Q: Do you sense the conversation you’re hearing about nongeographics is different than the kind of conversation you heard about that in previous years?


Q: Different in what way?

“There’s no question that the passage of 10-A has fed into the conversation. That’s part of what I’m hearing, that people want to be in presbyteries where there are people more in theological agreement with them. … And some people are having a really hard time appreciating what would be the value added in reorganizing the church at this point.”

Q: We’ve seen the Fellowship of Presbyterians and the new ECO denomination emerge. What do you think of those organizations, and what effect do you think they’re having on the landscape?

“The Fellowship is offering people who maybe have some uncertainty about the passage of 10-A, they’re offering them a chance to have conversations and discussions, and to link up with other people who have those same concerns. … We will have to live out how we relate to them in the future. We certainly have found ways to do that with other Presbyterian bodies that came from us.”

Q: Going back some months, there had been some informal discussions, some private discussions, with those folks and folks from OGA. Is that still ongoing?

“There are not many formal discussions going on anymore.
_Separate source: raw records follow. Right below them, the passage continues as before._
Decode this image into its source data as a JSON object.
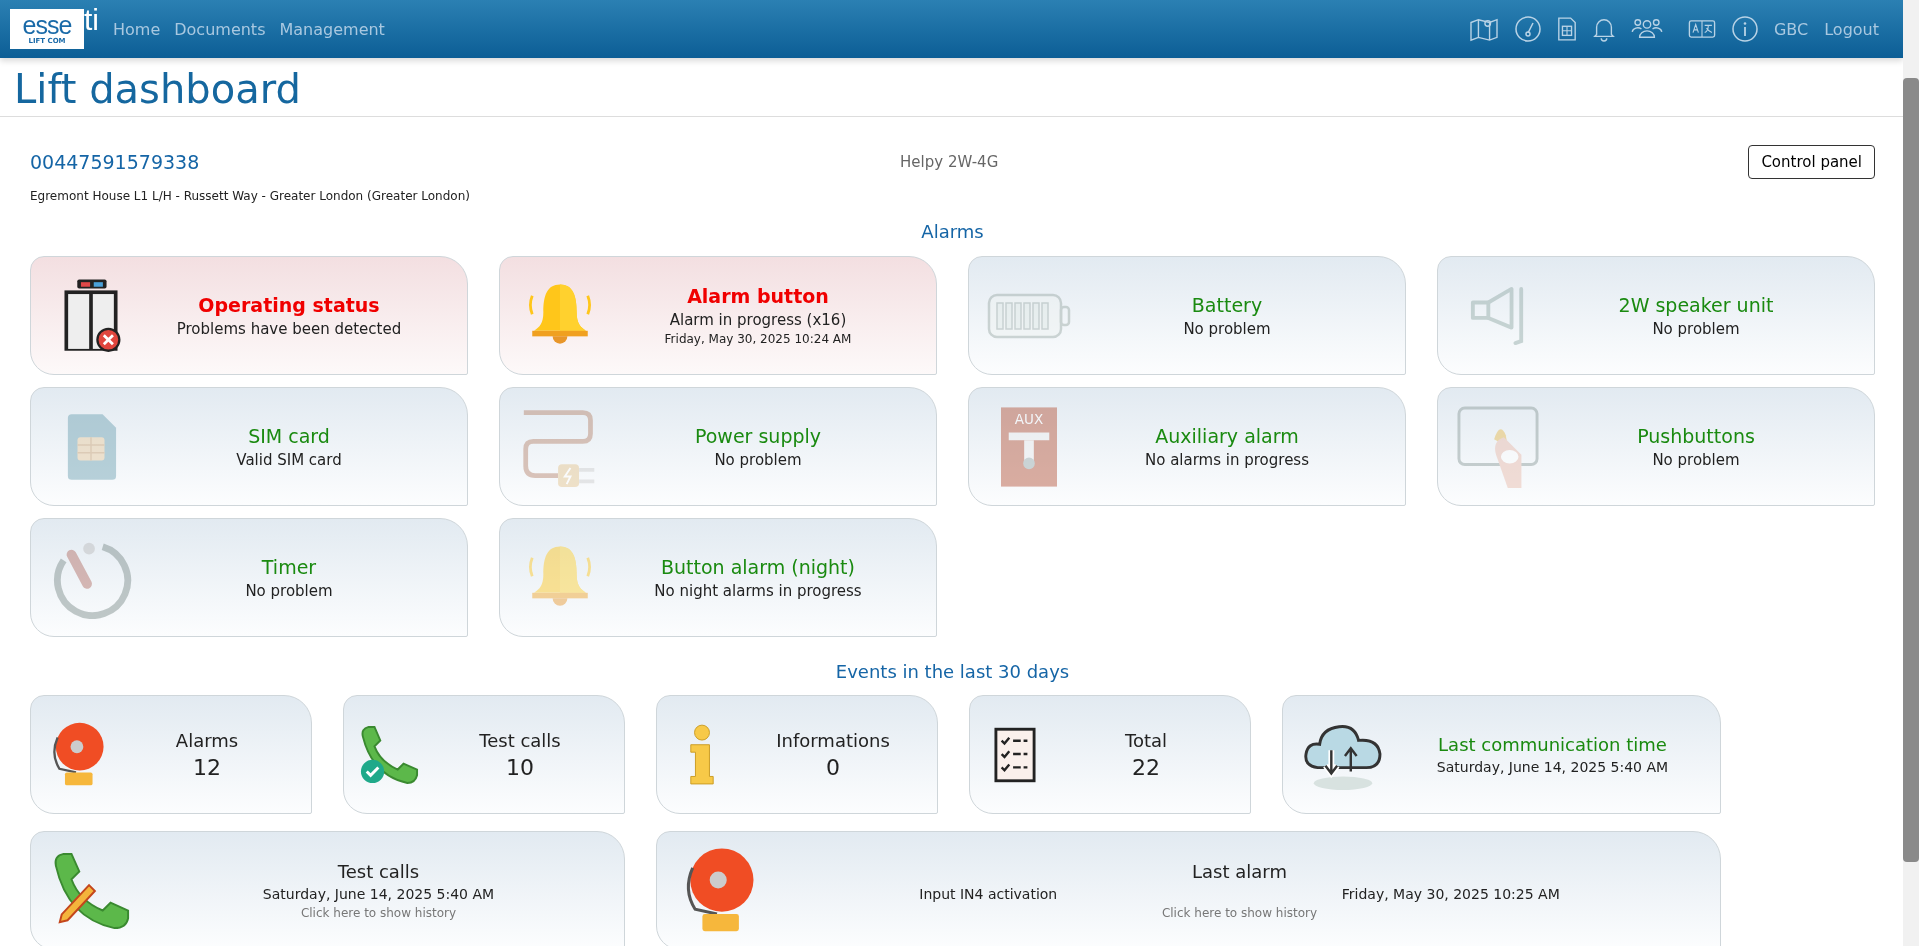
{
  "header": {
    "logo": {
      "main": "esse",
      "accent": "ti",
      "sub": "LIFT COM"
    },
    "nav": [
      {
        "label": "Home"
      },
      {
        "label": "Documents"
      },
      {
        "label": "Management"
      }
    ],
    "user": "GBC",
    "logout": "Logout"
  },
  "page": {
    "title": "Lift dashboard",
    "phone": "00447591579338",
    "model": "Helpy 2W-4G",
    "control_button": "Control panel",
    "address": "Egremont House L1 L/H - Russett Way - Greater London (Greater London)"
  },
  "alarms": {
    "heading": "Alarms",
    "cards": [
      {
        "title": "Operating status",
        "detail": "Problems have been detected",
        "problem": true
      },
      {
        "title": "Alarm button",
        "detail": "Alarm in progress (x16)",
        "time": "Friday, May 30, 2025 10:24 AM",
        "problem": true
      },
      {
        "title": "Battery",
        "detail": "No problem",
        "problem": false
      },
      {
        "title": "2W speaker unit",
        "detail": "No problem",
        "problem": false
      },
      {
        "title": "SIM card",
        "detail": "Valid SIM card",
        "problem": false
      },
      {
        "title": "Power supply",
        "detail": "No problem",
        "problem": false
      },
      {
        "title": "Auxiliary alarm",
        "detail": "No alarms in progress",
        "problem": false,
        "icon_label": "AUX"
      },
      {
        "title": "Pushbuttons",
        "detail": "No problem",
        "problem": false
      },
      {
        "title": "Timer",
        "detail": "No problem",
        "problem": false
      },
      {
        "title": "Button alarm (night)",
        "detail": "No night alarms in progress",
        "problem": false
      }
    ]
  },
  "events": {
    "heading": "Events in the last 30 days",
    "cards": [
      {
        "kind": "count",
        "label": "Alarms",
        "value": "12"
      },
      {
        "kind": "count",
        "label": "Test calls",
        "value": "10"
      },
      {
        "kind": "count",
        "label": "Informations",
        "value": "0"
      },
      {
        "kind": "count",
        "label": "Total",
        "value": "22"
      },
      {
        "kind": "time",
        "title": "Last communication time",
        "time": "Saturday, June 14, 2025 5:40 AM"
      },
      {
        "kind": "history",
        "title": "Test calls",
        "time": "Saturday, June 14, 2025 5:40 AM",
        "link": "Click here to show history"
      },
      {
        "kind": "history",
        "title": "Last alarm",
        "detail": "Input IN4 activation",
        "time": "Friday, May 30, 2025 10:25 AM",
        "link": "Click here to show history"
      }
    ]
  }
}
There is still conversation. I talk to those folks fairly regularly. I think fundamentally the way you work towards reconciliation is to stay in relationship. That’s my ultimate hope — at the end of some day, whatever day that might be, whether it’s in my children’s lifetime or my grandchildren’s lifetime, there could be reconciliation with us.”

Q: Do you think it helps congregations that disagree with 10-A to have some options, rather than simply stay or go?

“It’s always helpful to have some relationships where you feel supported. The Fellowship may offer that for some folks. I can’t rejoice about any congregation that leaves. We’re diminished — in some way we’re diminished by that. It’s always a great sadness. I went through a church split in my first church, at least through the first two or three chapters of it. These are always painful conversations. You can have families split and friends split. This is all tough stuff.”

Q: What message has OGA been sending for churches to stay in the PC(USA) — or have you been sending that message?

“The main place where this conversation needs to take place, or is taking place, is in the presbyteries. It’s presbytery people who already are in relationship to each other, talking to each other about why they need to stay together in mission. We are trying to make the case that we are a more faithful witness together. … These are hard conversations. But to be in relationship with those with whom we disagree is healthy for us. It makes us better people.”